Pakistani factories are now warning that they may need to shut down production due to sky-rocketing energy costs, leading to another blow to Pakistan’s declining economy. Increasing power costs make it impossible for Pakistani factories to continue production for 40,000 industries in Karachi. Moreover, business groups of Pakistani factories have appealed to the government for more affordable fuel charges for Karachi.
Energy Import Costs Have Doubled to $17 Billion in 10 Months
Furthermore, this is the latest national problem after PM Shehbaz Sharif’s administration, which came into power in April. Since then, Pakistan’s energy import costs have doubled to $17 billion in the 10 months. Moreover, power utility company, K-Electric has also warned that it may start widespread power cuts, which could comprise prolonged rationing to industrial zones of Pakistani factories for the first time in 11 years.

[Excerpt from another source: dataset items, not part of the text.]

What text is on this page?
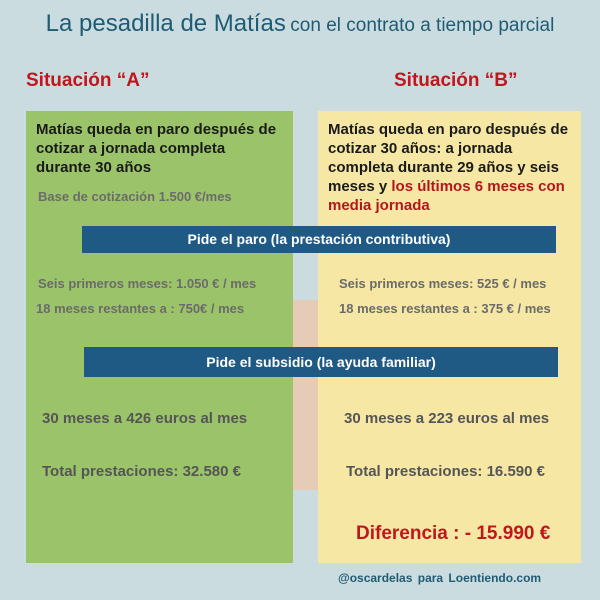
La pesadilla de Matías con el contrato a tiempo parcial
Situación “A”	Situación “B”
Matías queda en paro después de cotizar a jornada completa durante 30 años
Base de cotización 1.500 €/mes
Matías queda en paro después de cotizar 30 años: a jornada completa durante 29 años y seis meses y los últimos 6 meses con media jornada
Pide el paro (la prestación contributiva)
Seis primeros meses: 1.050 € / mes
18 meses restantes a : 750€ / mes
Seis primeros meses: 525 € / mes
18 meses restantes a : 375 € / mes
Pide el subsidio (la ayuda familiar)
30 meses a 426 euros al mes	30 meses a 223 euros al mes
Total prestaciones: 32.580 €	Total prestaciones: 16.590 €
Diferencia : - 15.990 €
@oscardelas para Loentiendo.com
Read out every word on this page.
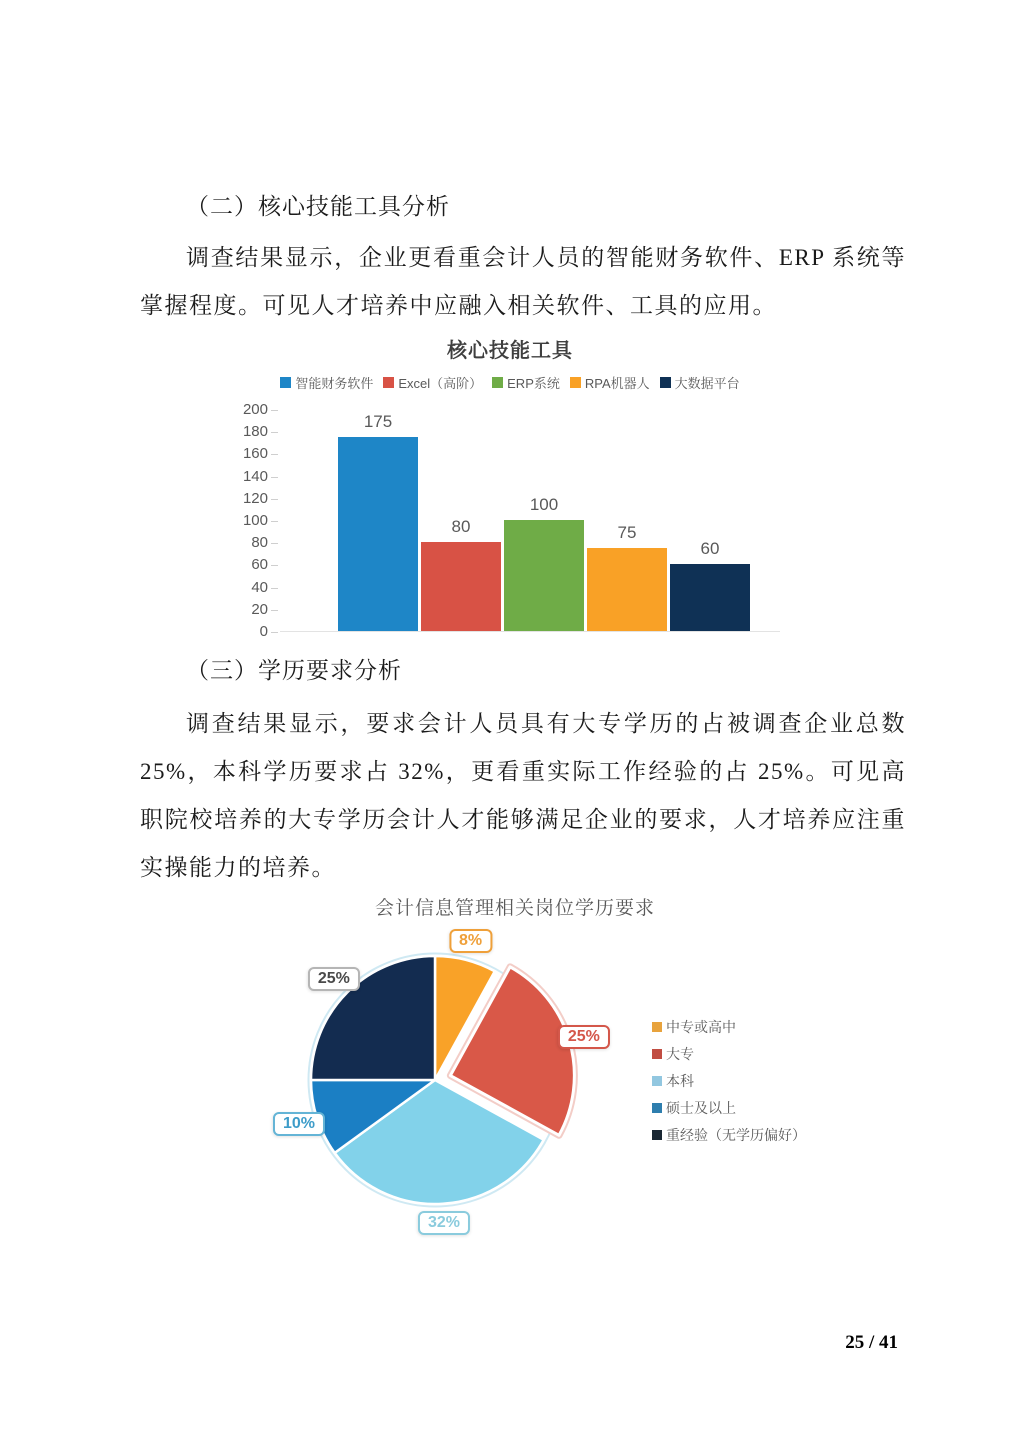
（二）核心技能工具分析
调查结果显示，企业更看重会计人员的智能财务软件、ERP 系统等掌握程度。可见人才培养中应融入相关软件、工具的应用。
核心技能工具
智能财务软件 Excel（高阶） ERP系统 RPA机器人 大数据平台
0
20
40
60
80
100
120
140
160
180
200
175
80
100
75
60
（三）学历要求分析
调查结果显示，要求会计人员具有大专学历的占被调查企业总数 25%，本科学历要求占 32%，更看重实际工作经验的占 25%。可见高职院校培养的大专学历会计人才能够满足企业的要求，人才培养应注重实操能力的培养。
会计信息管理相关岗位学历要求
中专或高中
大专
本科
硕士及以上
重经验（无学历偏好）
8%
25%
32%
10%
25%
25 / 41
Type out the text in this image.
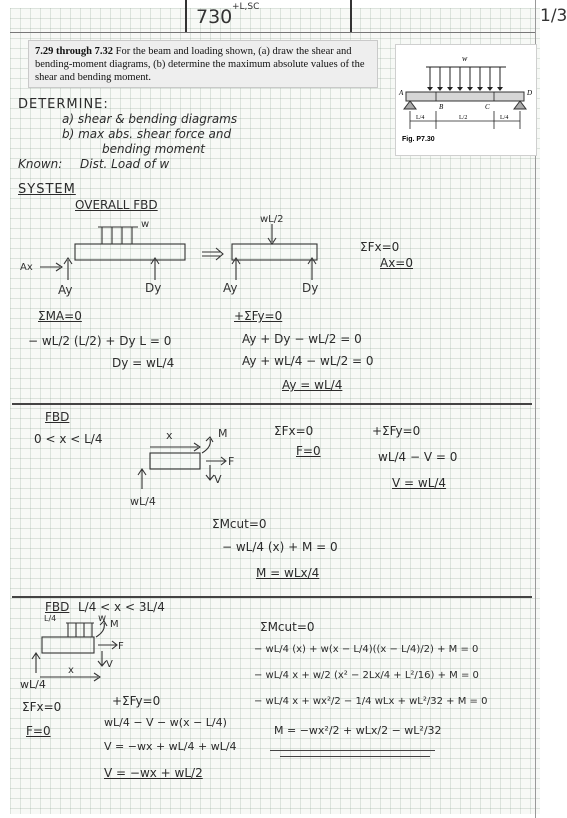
730 +L,SC	1/3
7.29 through 7.32 For the beam and loading shown, (a) draw the shear and bending-moment diagrams, (b) determine the maximum absolute values of the shear and bending moment.
w
A
B	C
D
L/4	L/2	L/4
Fig. P7.30
DETERMINE:
a) shear & bending diagrams
b) max abs. shear force and
bending moment
Known: Dist. Load of w
SYSTEM
OVERALL FBD
w
Ax
Ay	Dy
wL/2
Ay	Dy
ΣFx=0
Ax=0
ΣMA=0
− wL/2 (L/2) + Dy L = 0
Dy = wL/4
+ΣFy=0
Ay + Dy − wL/2 = 0
Ay + wL/4 − wL/2 = 0
Ay = wL/4
FBD
0 < x < L/4	x	M
F
V
wL/4
ΣFx=0
F=0
+ΣFy=0
wL/4 − V = 0
V = wL/4
ΣMcut=0
− wL/4 (x) + M = 0
M = wLx/4
FBD L/4 < x < 3L/4
w
L/4
M
F
V
x
wL/4
ΣFx=0
F=0
+ΣFy=0
wL/4 − V − w(x − L/4)
V = −wx + wL/4 + wL/4
V = −wx + wL/2
ΣMcut=0
− wL/4 (x) + w(x − L/4)((x − L/4)/2) + M = 0
− wL/4 x + w/2 (x² − 2Lx/4 + L²/16) + M = 0
− wL/4 x + wx²/2 − 1/4 wLx + wL²/32 + M = 0
M = −wx²/2 + wLx/2 − wL²/32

Pakistani Factories Are Expected to Face Major Electricity Blackouts
“These current conditions are severely hindering KE’s ability to procure fuel, causing a permanent curtailment of power generation” that suggests as much as 10 hours of scheduled blackouts for some parts of the city, said Sadia Dada, a spokesperson for K-Electric. The utility is advising customers to cut power consumption by 20% compared to last year’s levels to reduce energy costs.
The government is looking to sign a long-term liquefied natural gas contract, which would help decrease its exposure to the expensive spot market and alleviate depletion. Shahid Khaqan Abbasi, who is supervising the energy sector for Prime Minister Sharif, stated that cutting power saves Pakistan nearly $125 million every hour.